Hybrid Memory Replay: Blending Real and Distilled Data for Class Incremental Learning
摘要
评审与讨论
This paper proposes a new hybrid memory system for replay-based CIL by combining both synthetic and real exemplars. The authors propose a new data distillation method, namely Continual Data Distillation (CDD), which adapts data distillation for CIL by extracting synthetic exemplars without requiring multiple training checkpoints. Their experiments show that while synthetic-only memory initially performs better, its effectiveness diminishes as the memory buffer grows. The authors then propose a conditional real data selection method, by selecting optimal real samples to complement synthetic ones. Their experiment results show that their hybrid approach outperforms the method using only real exemplars.
优点
- The authors’ proposed method of combining real and synthetic (distilled) data for CIL is interesting and might be potentially useful for certain scenarios.
- Their proposed method seems to be integrated into (some) existing replay-based CIL methods.
缺点
- The novelty seems to be limited: the proposed methods looks rather straightforward. Instead of jointly optimizing the optimal sets of real and synthetic data, the authors first simply construct synthetic samples (without worrying about the real samples to be selected later) and then, fixing the synthetic samples, they now simply select real samples based on a greedy algorithm. Although the authors claim that using a sliding window of checkpoints is an innovative modification, it also seems rather an obvious (trivial) modification.
- There is no guarantee or evidence that the two assumptions, Assumption 1 and Assumption 2, are true. Therefore, it is not possible if Theorem 1 is valid or not. In this case, I really do not know if we can call it a theorem.
- The hybrid memory is composed of equal numbers of real and synthetic samples. But, I do not know why they must be the same. The ratio between those two groups of samples seems to be a critical parameter to be optimized. Fig 4 might support the equal numbers. But, this is a very simple simulation for a very specific setting for iCaRL. How about other more recent and advanced IL methods across various datasets?

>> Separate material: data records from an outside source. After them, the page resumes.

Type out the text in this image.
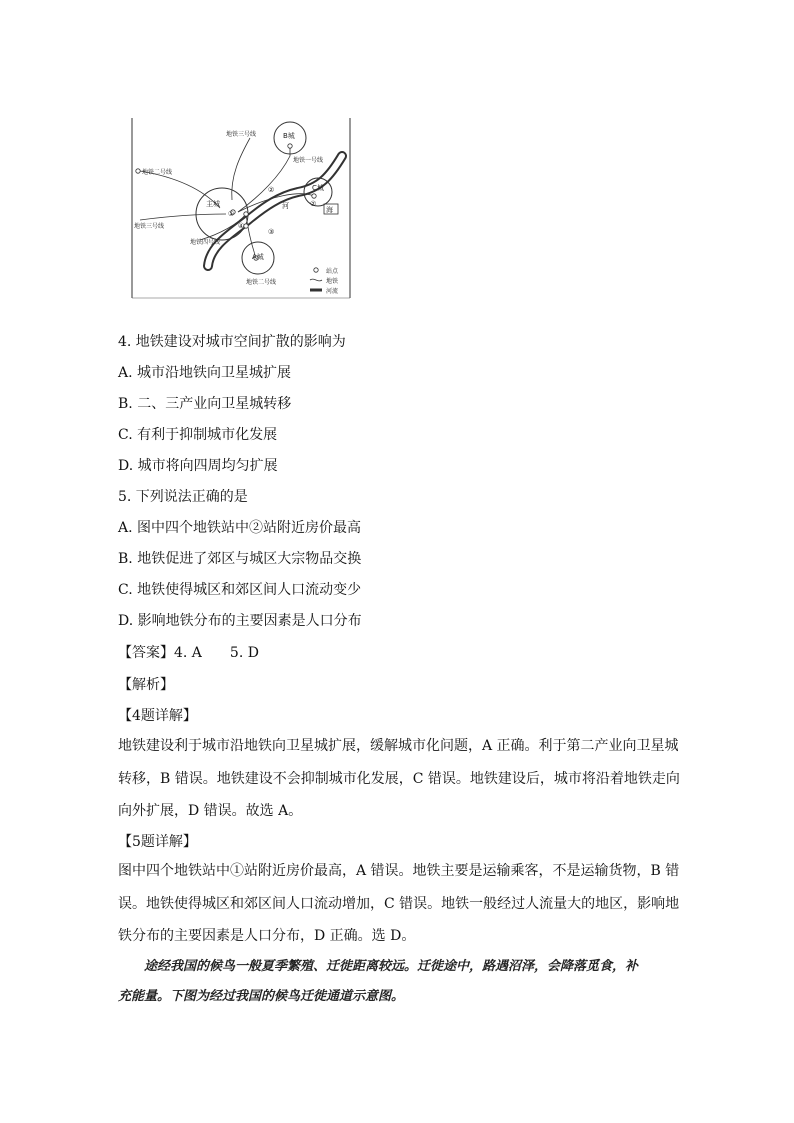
地铁三号线
地铁二号线
地铁一号线
地铁三号线
地铁四号线
地铁二号线
B城
C城
A城
主城	河	海
①
②
②
③
④
站点
地铁
河流
4. 地铁建设对城市空间扩散的影响为
A. 城市沿地铁向卫星城扩展
B. 二、三产业向卫星城转移
C. 有利于抑制城市化发展
D. 城市将向四周均匀扩展
5. 下列说法正确的是
A. 图中四个地铁站中②站附近房价最高
B. 地铁促进了郊区与城区大宗物品交换
C. 地铁使得城区和郊区间人口流动变少
D. 影响地铁分布的主要因素是人口分布
【答案】4. A　　5. D
【解析】
【4题详解】
地铁建设利于城市沿地铁向卫星城扩展，缓解城市化问题，A 正确。利于第二产业向卫星城
转移，B 错误。地铁建设不会抑制城市化发展，C 错误。地铁建设后，城市将沿着地铁走向
向外扩展，D 错误。故选 A。
【5题详解】
图中四个地铁站中①站附近房价最高，A 错误。地铁主要是运输乘客，不是运输货物，B 错
误。地铁使得城区和郊区间人口流动增加，C 错误。地铁一般经过人流量大的地区，影响地
铁分布的主要因素是人口分布，D 正确。选 D。
　　途经我国的候鸟一般夏季繁殖、迁徙距离较远。迁徙途中，路遇沼泽，会降落觅食，补
充能量。下图为经过我国的候鸟迁徙通道示意图。
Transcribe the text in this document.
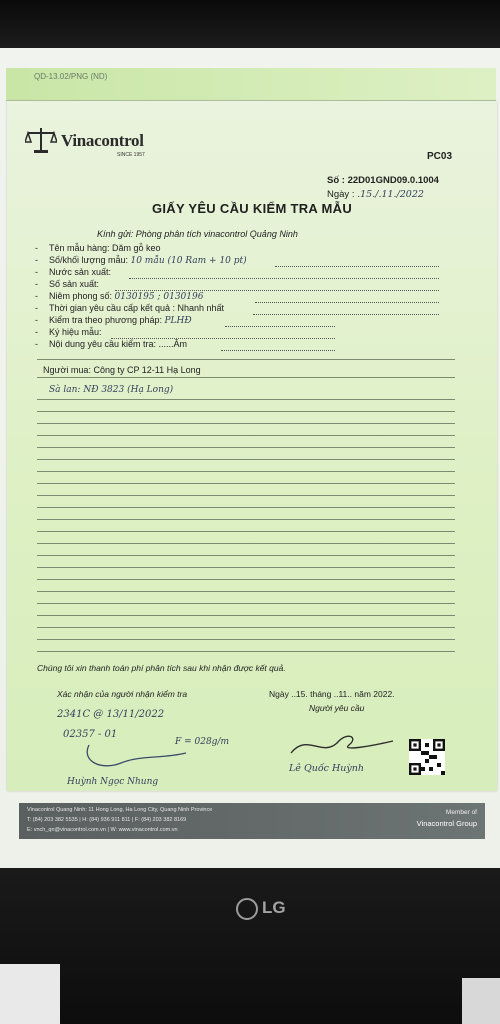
QD-13.02/PNG (ND)
Vinacontrol
SINCE 1957	PC03
Số : 22D01GND09.0.1004
Ngày : .15./.11./2022
GIẤY YÊU CẦU KIỂM TRA MẪU
Kính gửi: Phòng phân tích vinacontrol Quảng Ninh
- Tên mẫu hàng: Dăm gỗ keo
- Số/khối lượng mẫu: 10 mẫu (10 Ram + 10 pt)
- Nước sản xuất:
- Số sản xuất:
- Niêm phong số: 0130195 ; 0130196
- Thời gian yêu cầu cấp kết quả : Nhanh nhất
- Kiểm tra theo phương pháp: PLHĐ
- Ký hiệu mẫu:
- Nội dung yêu cầu kiểm tra: ......Âm
Người mua: Công ty CP 12-11 Hạ Long
Sà lan: NĐ 3823 (Hạ Long)
Chúng tôi xin thanh toán phí phân tích sau khi nhận được kết quả.
Xác nhận của người nhận kiểm tra	Ngày ..15. tháng ..11.. năm 2022.
Người yêu cầu
2341C @ 13/11/2022
02357 - 01
F = 028g/m
Huỳnh Ngọc Nhung
Lê Quốc Huỳnh
Vinacontrol Quang Ninh: 11 Hong Long, Ha Long City, Quang Ninh Province
T: (84) 203 382 5535 | H: (84) 936 911 811 | F: (84) 203 382 8169
E: vnch_qn@vinacontrol.com.vn | W: www.vinacontrol.com.vn
Member of
Vinacontrol Group
LG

- Recently, more and more researchers in this area (including the papers for both FOSTER and BEEF that the authors considered) test ImageNet-1k as well in their simulation, which is not the case in this paper.
问题
- “However, as the buffer size increases, synthetic exemplars become less effective than real exemplars, likely due to the inherent important information loss in the distillation process” I do not know if this is true only for the very particular simulation setting(s) considered in this paper. Or, if it is universally true. Are there any other publications that can support this claim, especially in the area of data distillation? I am also not sure about “likely due to the inherent important information loss in the distillation process…” If a data distillation method loses “important” information, the method was not designed well. The objective of all data distillation methods should be keeping “important” information. Also, as the number of synthetic exemplars grows, the loss of “important” information must be less and less by any reasonably designed data distillation methods. Therefore, “likely due to the inherent important information loss in the distillation process” doesn’t explain why “as the buffer size increases, synthetic exemplars become less effective than real exemplars”.
- To solve (1), the authors use (2) (or (3)) and (4), which looks straightforward. Is this the most efficient approach to solve (1)? Are there any other approaches that can be potentially better?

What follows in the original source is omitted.